Imagem da carne brasileira está melhor no exterior

04/11/2002 14h42 – Atualizado em 04/11/2002 14h42

Essa é a principal percepção de pecuaristas e técnicos brasileiros presentes ao SIAL (Salão Internacional da Alimentação), que aconteceu no final de outubro em Paris, França. “O conceito realmente está mudando. A carne brasileira ganha status de produto de boa qualidade. Entretanto, é necessário agregar mais informações, principalmente quanto ao manejo sanitário e alimentar do nosso rebanho para satisfazer os importadores”, afirma José Luiz Vianna, executivo do Grupo Planejar, de Porto Alegre (RS), líder em rastreabilidade bovina com mais de 500 mil animais devidamente enquadrados na nova legislação de produção e exportação de carne.
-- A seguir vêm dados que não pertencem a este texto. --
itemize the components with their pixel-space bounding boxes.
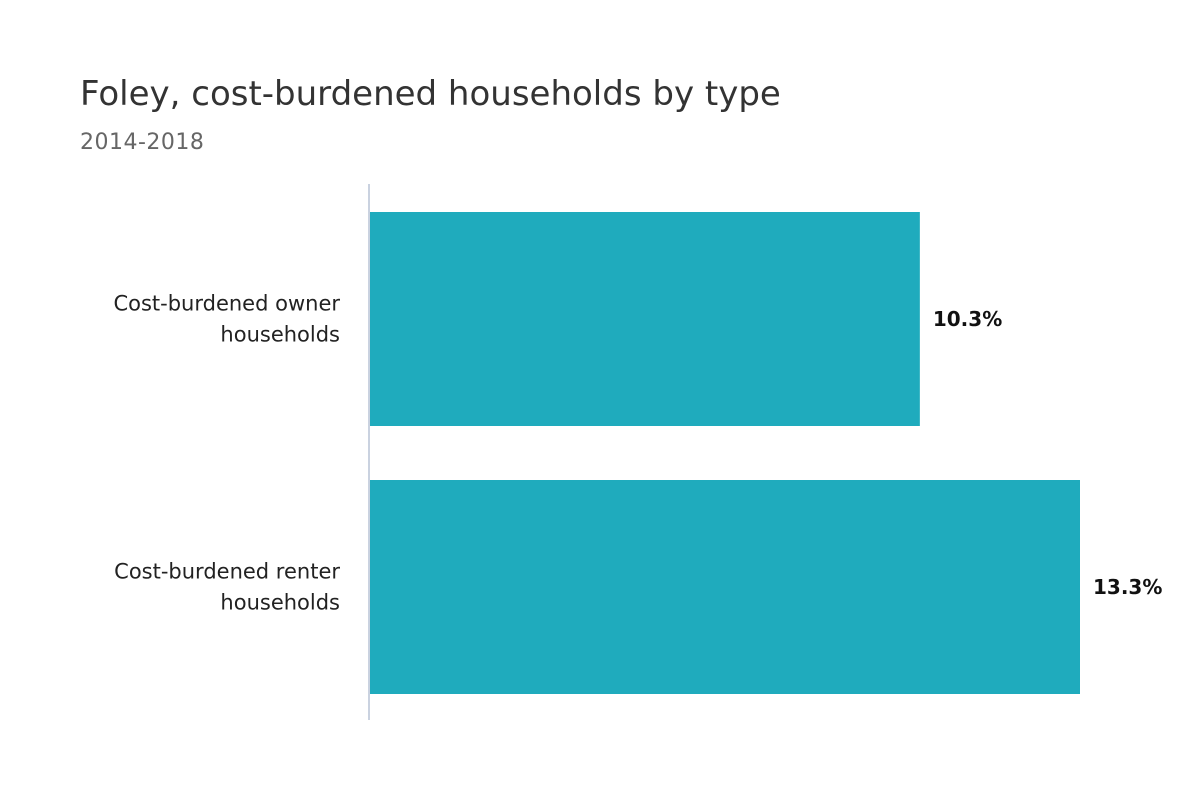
category-label-2-line-1: Cost-burdened renter [114, 560, 340, 584]
category-label-1-line-1: Cost-burdened owner [113, 292, 340, 316]
chart-title: Foley, cost-burdened households by type [80, 74, 781, 114]
category-label-2: Cost-burdened renter households [114, 560, 340, 615]
value-label-2: 13.3% [1093, 575, 1162, 599]
bar-2 [370, 480, 1080, 694]
value-label-1: 10.3% [933, 307, 1002, 331]
chart-subtitle: 2014-2018 [80, 130, 205, 155]
category-label-1-line-2: households [220, 323, 340, 347]
category-label-2-line-2: households [220, 591, 340, 615]
bar-1 [370, 212, 920, 426]
category-label-1: Cost-burdened owner households [113, 292, 340, 347]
A rastreabilidade bovina no Brasil é a primeira resposta a essa exigência dos importadores. E foi um dos pontos mais discutidos e enfaticamente divulgados pela delegação brasileira durante o SIAL, mostrando ao mercado internacional que o País busca soluções para atender a demanda por carne com certificação de origem e de qualidade.
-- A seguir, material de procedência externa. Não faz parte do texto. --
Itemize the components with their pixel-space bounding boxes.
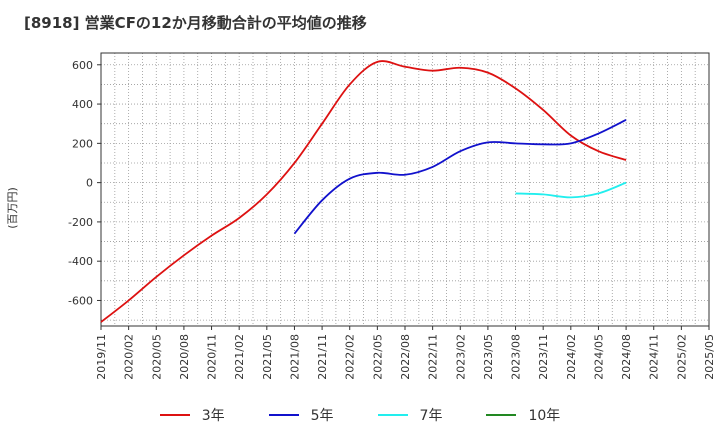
x-tick-label: 2022/05 (371, 334, 384, 380)
legend-label: 3年 (201, 408, 225, 424)
x-tick-label: 2020/02 (123, 334, 136, 380)
x-tick-label: 2025/05 (703, 334, 716, 380)
x-tick-label: 2023/08 (510, 334, 523, 380)
x-tick-label: 2020/05 (150, 334, 163, 380)
series-line-3 (515, 181, 627, 199)
plot-area (101, 53, 709, 326)
y-tick-label: -600 (68, 294, 93, 307)
x-tick-label: 2021/05 (261, 334, 274, 380)
chart-plot: 600 400 200 0 -200 -400 -600 2019/11 2020/02 2020… (6, 52, 716, 380)
series-lines (100, 60, 627, 323)
y-tick-label: 400 (72, 98, 93, 111)
x-tick-label: 2023/05 (482, 334, 495, 380)
legend-swatch (486, 414, 517, 416)
chart-title: [8918] 営業CFの12か月移動合計の平均値の推移 (24, 14, 367, 32)
x-tick-label: 2024/05 (592, 334, 605, 380)
series-line-1 (100, 60, 627, 323)
y-tick-label: 600 (72, 59, 93, 72)
grid-lines (100, 53, 710, 326)
x-tick-label: 2024/11 (648, 334, 661, 380)
x-tick-label: 2024/02 (565, 334, 578, 380)
x-tick-label: 2020/11 (206, 334, 219, 380)
legend-item: 5年 (268, 405, 334, 425)
y-tick-label: 0 (86, 177, 93, 190)
x-tick-label: 2023/11 (537, 334, 550, 380)
y-tick-label: -400 (68, 255, 93, 268)
x-tick-label: 2019/11 (95, 334, 108, 380)
legend-item: 10年 (486, 405, 560, 425)
x-tick-label: 2021/08 (288, 334, 301, 380)
legend-item: 7年 (377, 405, 443, 425)
x-tick-label: 2022/11 (427, 334, 440, 380)
legend-label: 7年 (419, 408, 443, 424)
x-tick-label: 2021/02 (233, 334, 246, 380)
x-tick-label: 2024/08 (620, 334, 633, 380)
series-line-2 (293, 118, 627, 235)
y-axis-label: (百万円) (6, 187, 19, 229)
legend-label: 5年 (310, 408, 334, 424)
x-tick-label: 2023/02 (454, 334, 467, 380)
legend: 3年 5年 7年 10年 (0, 400, 720, 430)
x-tick-label: 2020/08 (178, 334, 191, 380)
y-tick-label: 200 (72, 137, 93, 150)
x-tick-label: 2021/11 (316, 334, 329, 380)
legend-label: 10年 (528, 408, 561, 424)
legend-swatch (377, 414, 408, 416)
legend-swatch (268, 414, 299, 416)
y-tick-label: -200 (68, 216, 93, 229)
x-tick-label: 2025/02 (675, 334, 688, 380)
x-tick-label: 2022/02 (344, 334, 357, 380)
axes: 600 400 200 0 -200 -400 -600 2019/11 2020/02 2020… (68, 52, 716, 380)
legend-item: 3年 (159, 405, 225, 425)
x-tick-label: 2022/08 (399, 334, 412, 380)
legend-swatch (159, 414, 190, 416)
“Realizamos vários contatos em Paris e ficou claro que o consumidor europeu quer carne rastreada. Mas há setores, ainda mais exigentes, que também querem a certificação dos processos de produção. Esse nicho, embora pequeno, pode abrir oportunidades com preços superiores. Vale lembrar, também, que em alguns meses aumentará de 15 para 25 o número de países que fazem parte da União Européia. Portanto, grandes compradores de carne brasileira que neste momento não pedem rastreabilidade nem certificação assim que entrarem para o bloco passarão a ter essa exigência”, informa David Makin, presidente da CFM Agropecuária, um dos maiores grupos pecuários do Brasil, com rebanho estimado em mais de 90 mil cabeças espalhadas pelas regiões Sudeste e Centro-Oeste.
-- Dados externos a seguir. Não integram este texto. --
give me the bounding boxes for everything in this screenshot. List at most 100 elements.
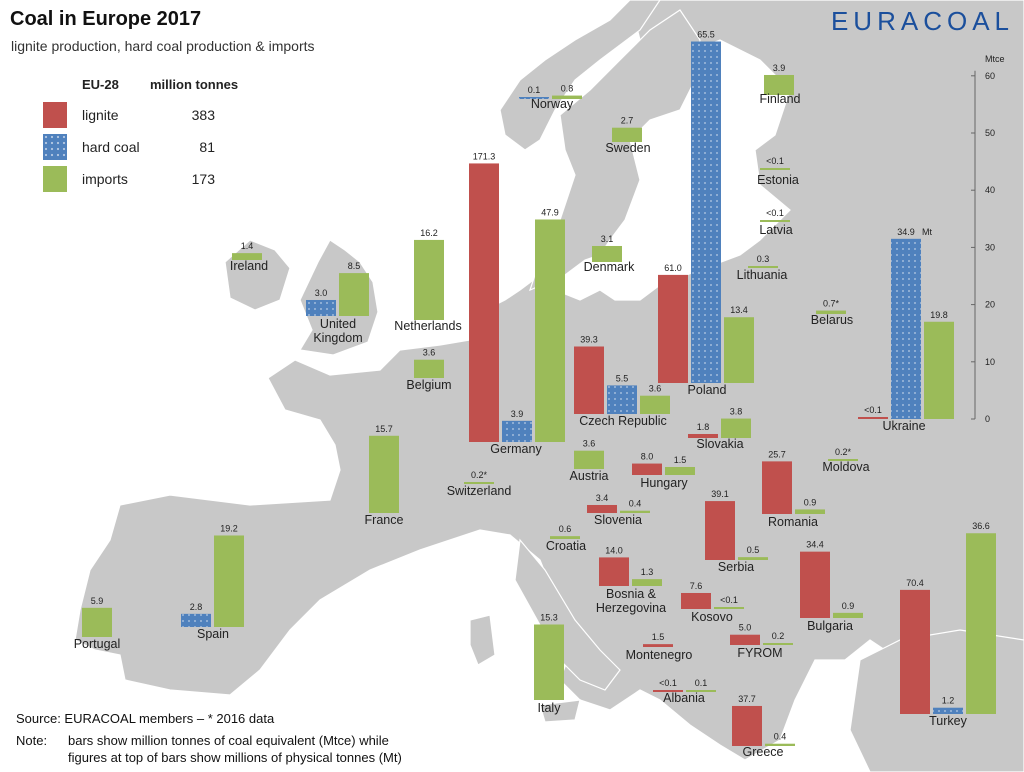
country-denmark: 3.1 Denmark xyxy=(584,234,635,274)
bar-label-netherlands-imports: 16.2 xyxy=(420,228,438,238)
bar-label-sweden-imports: 2.7 xyxy=(621,116,634,126)
bar-label-ireland-imports: 1.4 xyxy=(241,241,254,251)
bar-label-united-kingdom-hard-coal: 3.0 xyxy=(315,288,328,298)
bar-label-latvia-imports: <0.1 xyxy=(766,208,784,218)
chart-title: Coal in Europe 2017 xyxy=(10,8,202,30)
bar-fyrom-lignite xyxy=(730,634,760,645)
bar-ukraine-hard-coal xyxy=(891,238,921,419)
bar-slovakia-lignite xyxy=(688,433,718,438)
country-greece: 37.7 0.4 Greece xyxy=(732,694,795,759)
bar-label-denmark-imports: 3.1 xyxy=(601,234,614,244)
bar-label-poland-hard-coal: 65.5 xyxy=(697,30,715,40)
bar-italy-imports xyxy=(534,624,564,700)
bar-label-switzerland-imports: 0.2* xyxy=(471,470,488,480)
bar-czech-republic-hard-coal xyxy=(607,385,637,414)
legend-swatch-lignite xyxy=(43,102,67,128)
country-label-united-kingdom-line-1: United xyxy=(320,317,356,331)
country-label-bosnia-and-herzegovina-line-1: Bosnia & xyxy=(606,587,657,601)
country-label-netherlands: Netherlands xyxy=(394,319,461,333)
bar-albania-imports xyxy=(686,690,716,692)
bar-label-czech-republic-imports: 3.6 xyxy=(649,384,662,394)
bar-label-united-kingdom-imports: 8.5 xyxy=(348,261,361,271)
legend-value-hard-coal: 81 xyxy=(199,139,215,155)
bar-label-bulgaria-imports: 0.9 xyxy=(842,601,855,611)
bar-label-kosovo-imports: <0.1 xyxy=(720,595,738,605)
bar-poland-imports xyxy=(724,317,754,383)
country-label-bosnia-and-herzegovina-line-2: Herzegovina xyxy=(596,601,666,615)
bar-netherlands-imports xyxy=(414,239,444,320)
bar-label-norway-hard-coal: 0.1 xyxy=(528,85,541,95)
country-label-sweden: Sweden xyxy=(605,141,650,155)
country-bosnia-and-herzegovina: 14.0 1.3 Bosnia &Herzegovina xyxy=(596,545,666,615)
bar-label-norway-imports: 0.8 xyxy=(561,84,574,94)
bar-label-albania-imports: 0.1 xyxy=(695,678,708,688)
bar-turkey-lignite xyxy=(900,589,930,714)
country-kosovo: 7.6 <0.1 Kosovo xyxy=(681,581,744,624)
bar-ukraine-imports xyxy=(924,321,954,419)
bar-turkey-imports xyxy=(966,533,996,714)
country-label-france: France xyxy=(365,513,404,527)
bar-label-turkey-lignite: 70.4 xyxy=(906,578,924,588)
bar-label-slovakia-lignite: 1.8 xyxy=(697,422,710,432)
bar-label-belgium-imports: 3.6 xyxy=(423,348,436,358)
bar-label-romania-lignite: 25.7 xyxy=(768,449,786,459)
bar-albania-lignite xyxy=(653,690,683,692)
bar-estonia-imports xyxy=(760,168,790,170)
country-albania: <0.1 0.1 Albania xyxy=(653,678,716,705)
sicily-shape xyxy=(539,699,581,723)
bar-label-romania-imports: 0.9 xyxy=(804,497,817,507)
country-hungary: 8.0 1.5 Hungary xyxy=(632,452,695,490)
bar-label-germany-hard-coal: 3.9 xyxy=(511,409,524,419)
bar-label-greece-imports: 0.4 xyxy=(774,732,787,742)
bar-label-montenegro-lignite: 1.5 xyxy=(652,632,665,642)
turkey-shape xyxy=(849,629,1024,772)
note-line-2: figures at top of bars show millions of … xyxy=(68,750,402,765)
country-belgium: 3.6 Belgium xyxy=(406,348,451,392)
country-label-fyrom: FYROM xyxy=(737,646,782,660)
bar-bosnia-and-herzegovina-imports xyxy=(632,579,662,586)
bar-moldova-imports xyxy=(828,459,858,461)
legend-label-lignite: lignite xyxy=(82,107,119,123)
country-montenegro: 1.5 Montenegro xyxy=(626,632,693,662)
bar-slovenia-lignite xyxy=(587,504,617,513)
axis-tick-label-0: 0 xyxy=(985,414,990,424)
bar-label-slovakia-imports: 3.8 xyxy=(730,407,743,417)
brand-logo: EURACOAL xyxy=(830,6,1014,36)
country-label-ukraine: Ukraine xyxy=(882,419,925,433)
country-label-denmark: Denmark xyxy=(584,260,635,274)
bar-switzerland-imports xyxy=(464,482,494,484)
country-spain: 2.8 19.2 Spain xyxy=(181,523,244,641)
country-ireland: 1.4 Ireland xyxy=(230,241,268,273)
axis-tick-label-50: 50 xyxy=(985,128,995,138)
axis-tick-label-40: 40 xyxy=(985,185,995,195)
legend-value-imports: 173 xyxy=(191,171,215,187)
bar-label-moldova-imports: 0.2* xyxy=(835,447,852,457)
bar-kosovo-imports xyxy=(714,607,744,609)
bar-ireland-imports xyxy=(232,253,262,260)
bar-kosovo-lignite xyxy=(681,592,711,609)
bar-label-serbia-lignite: 39.1 xyxy=(711,489,729,499)
bar-label-turkey-imports: 36.6 xyxy=(972,521,990,531)
country-label-ireland: Ireland xyxy=(230,259,268,273)
bar-label-ukraine-lignite: <0.1 xyxy=(864,405,882,415)
bar-label-italy-imports: 15.3 xyxy=(540,612,558,622)
bar-croatia-imports xyxy=(550,536,580,539)
bar-label-austria-imports: 3.6 xyxy=(583,439,596,449)
country-germany: 171.3 3.9 47.9 Germany xyxy=(469,151,565,456)
bar-label-bosnia-and-herzegovina-lignite: 14.0 xyxy=(605,545,623,555)
bar-label-czech-republic-hard-coal: 5.5 xyxy=(616,373,629,383)
bar-label-fyrom-imports: 0.2 xyxy=(772,631,785,641)
bar-czech-republic-imports xyxy=(640,395,670,414)
sardinia-shape xyxy=(469,614,496,666)
bar-label-turkey-hard-coal: 1.2 xyxy=(942,696,955,706)
bar-germany-hard-coal xyxy=(502,420,532,442)
country-label-austria: Austria xyxy=(570,469,609,483)
country-fyrom: 5.0 0.2 FYROM xyxy=(730,623,793,660)
country-switzerland: 0.2* Switzerland xyxy=(447,470,512,498)
country-label-belgium: Belgium xyxy=(406,378,451,392)
bar-hungary-lignite xyxy=(632,463,662,475)
legend-label-imports: imports xyxy=(82,171,128,187)
bar-norway-imports xyxy=(552,95,582,99)
country-label-lithuania: Lithuania xyxy=(737,268,788,282)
“É preciso trabalhar duro na questão da rastreabilidade para vencer as barreiras mercadológicas e inovar cada vez mais, com o objetivo de garantir a colocação do produto brasileiro no exterior”, diz Vianna. Para David Makin, o Brasil deve priorizar a certificação de origem, já que, além de um padrão de qualidade superior, pode garantir acesso a mercados com cotações mais atrativas.